SalemNews.com, Salem, MA

August 3, 2009

Toni the Tiger was Ipswich High, through and through

By Steve Landwehr

Everyone's life has a story. In "Lives," we tell some of those stories about North Shore people who have died recently. "Lives" runs Mondays in The Salem News.

IPSWICH — Some voids are forever vacant. Or so it can seem when they open and we begin trying to fill them.

Lifelong Ipswich resident Antonia "Toni" Poltack left one of those empty spaces — well, two actually — when she died of cancer Sunday, July 26, at the Kaplan Family Hospice House in Danvers. She was 61.

The list of Poltack's survivors is short but very close-knit. There's her mother, Bessie Viator; her two kids, Frank Jr. and Stefanie; two grandchildren, Taylor and Brittany; her brother, Ted Viator, and his wife, Wendy, and their kids, Dexter and Ashley.

But Toni the Tiger — that's what they called her — readily acknowledged another family, and their names would easily fill a page of this newspaper.

They are the hundreds of colleagues and thousands of children, many of them now parents with their own children, who were under her wing when they passed through the doors at Ipswich High School over the last 30 years.

If you pricked her, she might well have bled orange and black, the school colors.

She was a graduate of Ipswich High, Class of '66, and like a homing pigeon returned there as a cafeteria worker in 1979, a pivotal year in her life. She soon moved into the front desk in the principal's office, where her sociability and love of children fit the job like a glove.

"We're going to miss her terribly," schools Superintendent Rick Korb said. "Her big smile was only exceeded by the bigness of her heart."

The look

Poltack was born Feb. 21, 1948, in Ipswich and lived there all her life. After marrying Frank Poltack, she became a stay-at-home mom, raising their two children until a freak accident changed the course of her life.

Frank was on Storrow Drive in Boston on Jan. 9, 1979, when a car flew off an overhead pass and landed on Frank's car, killing him.

"She never really recovered from that," brother Ted said.

So she worked two and sometimes three jobs, as a waitress at the old Millstone Restaurant in Ipswich and, after it closed, Stromberg's in Salem.

And, of course, there was the work she loved best, at the school.

She was, in some ways even more so than the principal, the face of Ipswich High, the first person visitors met when they came into the office, and the tracker of wayward children.

After raising her own kids and shepherding so many others, there wasn't a teenage fib that could pass her sniff test.

"You couldn't pull the wool over her eyes," her mother said. "She knew if a child was forging an absence slip. There was many a parent who got a phone call from her."

If she really disapproved, she pulled out the heavy artillery.

"The look," nephew Dexter said.

"She'd just stare at you," Bessie chimed in.

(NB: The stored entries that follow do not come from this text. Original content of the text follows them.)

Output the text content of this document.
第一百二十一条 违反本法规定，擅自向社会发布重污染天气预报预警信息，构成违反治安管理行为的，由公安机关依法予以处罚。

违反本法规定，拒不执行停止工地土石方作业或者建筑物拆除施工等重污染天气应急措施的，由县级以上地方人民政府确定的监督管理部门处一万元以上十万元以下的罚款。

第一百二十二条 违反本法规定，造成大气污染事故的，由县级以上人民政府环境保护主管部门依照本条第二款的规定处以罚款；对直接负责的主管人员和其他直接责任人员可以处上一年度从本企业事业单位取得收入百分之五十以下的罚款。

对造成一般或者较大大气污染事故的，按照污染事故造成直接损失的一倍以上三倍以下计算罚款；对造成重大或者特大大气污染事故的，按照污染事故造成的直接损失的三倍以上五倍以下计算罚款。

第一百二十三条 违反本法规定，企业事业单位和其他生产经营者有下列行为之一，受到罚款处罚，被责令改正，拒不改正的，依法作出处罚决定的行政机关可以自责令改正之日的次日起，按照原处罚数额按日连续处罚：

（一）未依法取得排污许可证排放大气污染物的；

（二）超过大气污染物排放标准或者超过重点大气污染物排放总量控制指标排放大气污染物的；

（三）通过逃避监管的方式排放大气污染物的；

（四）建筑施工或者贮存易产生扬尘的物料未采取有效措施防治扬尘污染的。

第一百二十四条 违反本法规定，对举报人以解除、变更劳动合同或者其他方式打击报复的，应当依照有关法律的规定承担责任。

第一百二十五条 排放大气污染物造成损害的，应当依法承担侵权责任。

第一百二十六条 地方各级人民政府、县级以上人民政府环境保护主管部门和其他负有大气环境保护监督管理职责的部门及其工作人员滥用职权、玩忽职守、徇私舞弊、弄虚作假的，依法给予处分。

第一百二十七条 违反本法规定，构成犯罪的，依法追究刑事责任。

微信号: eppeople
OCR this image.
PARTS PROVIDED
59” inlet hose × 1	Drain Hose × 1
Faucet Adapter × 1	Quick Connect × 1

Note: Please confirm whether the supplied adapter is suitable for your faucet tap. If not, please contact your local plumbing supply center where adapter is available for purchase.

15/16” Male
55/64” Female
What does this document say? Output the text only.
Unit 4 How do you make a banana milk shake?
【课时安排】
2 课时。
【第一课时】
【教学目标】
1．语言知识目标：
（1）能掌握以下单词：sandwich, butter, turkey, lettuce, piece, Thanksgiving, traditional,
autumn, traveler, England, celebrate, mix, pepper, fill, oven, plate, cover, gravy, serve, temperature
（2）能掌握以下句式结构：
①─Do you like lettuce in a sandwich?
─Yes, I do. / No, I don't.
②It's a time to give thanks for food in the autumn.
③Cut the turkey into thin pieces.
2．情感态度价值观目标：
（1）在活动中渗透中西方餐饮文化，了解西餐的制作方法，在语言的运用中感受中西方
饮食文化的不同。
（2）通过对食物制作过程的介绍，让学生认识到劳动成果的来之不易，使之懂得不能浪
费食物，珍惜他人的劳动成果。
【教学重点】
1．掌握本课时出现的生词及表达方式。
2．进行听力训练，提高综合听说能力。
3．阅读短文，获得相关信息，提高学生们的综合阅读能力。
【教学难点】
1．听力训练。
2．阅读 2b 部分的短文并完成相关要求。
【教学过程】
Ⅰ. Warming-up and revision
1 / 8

"You knew right away you were in trouble," Dexter said.

Poltack was first diagnosed with breast cancer 14 years ago and had one breast removed. Five years ago, the cancer was back, and her other breast was removed. Three years later, she was back in treatment again.

"I have faith in God," she said at the time. "But I've come to not trust medicine and not trust machines. They tell you you're in remission, and then it's back again."

It was an uncharacteristically pessimistic note for Poltack, who was usually a "glass-is-half-full" type, but there was at least one other time when her optimism waned.

An easy choice

She lived kitty-corner across Lafayette Road from where a January 2000 fire led to the deaths of Lisa Collum and her two daughters, Lindsay and Carly.

Poltack soon became one of the more vocal proponents of improving and expanding fire services in town, but when a Town Meeting vote only approved buying some new equipment, Poltack's participation slowly evaporated.

Asked what she was up to several months later, she said she only had so much to give and had to pick between continuing her grass-roots efforts and channeling her energy into the schools.

You knew how that would turn out.

"She was very devoted to the schools and the children, and they were devoted to her," Bessie said. "And it showed."

School Committee member Hugh O'Flynn attended high school under Poltack's watchful gaze, and so did his children.

"Toni was very well-loved by our family," O'Flynn said. "She performed a critical function. She was the eyes and ears of the school — and the caring heart."

Poltack met death on her own terms, refusing to continue treatment when it became clear she wasn't going to get better this time.

"She made peace with her God," Bessie said. "She wasn't scared as long as she wasn't in pain."

There was a line out into the street at her wake, and standing room only for her funeral at the Assumption of the Virgin Mary Greek Orthodox Church, where the Rev. John Govostes was a close friend.

Cindy DiZio was the sister of Poltack's sister-in-law, but she was as close as any sibling. She said her friend always saw the good in others.

"Anyone who knew her was lucky to have known her," DiZio said. "She was a gift."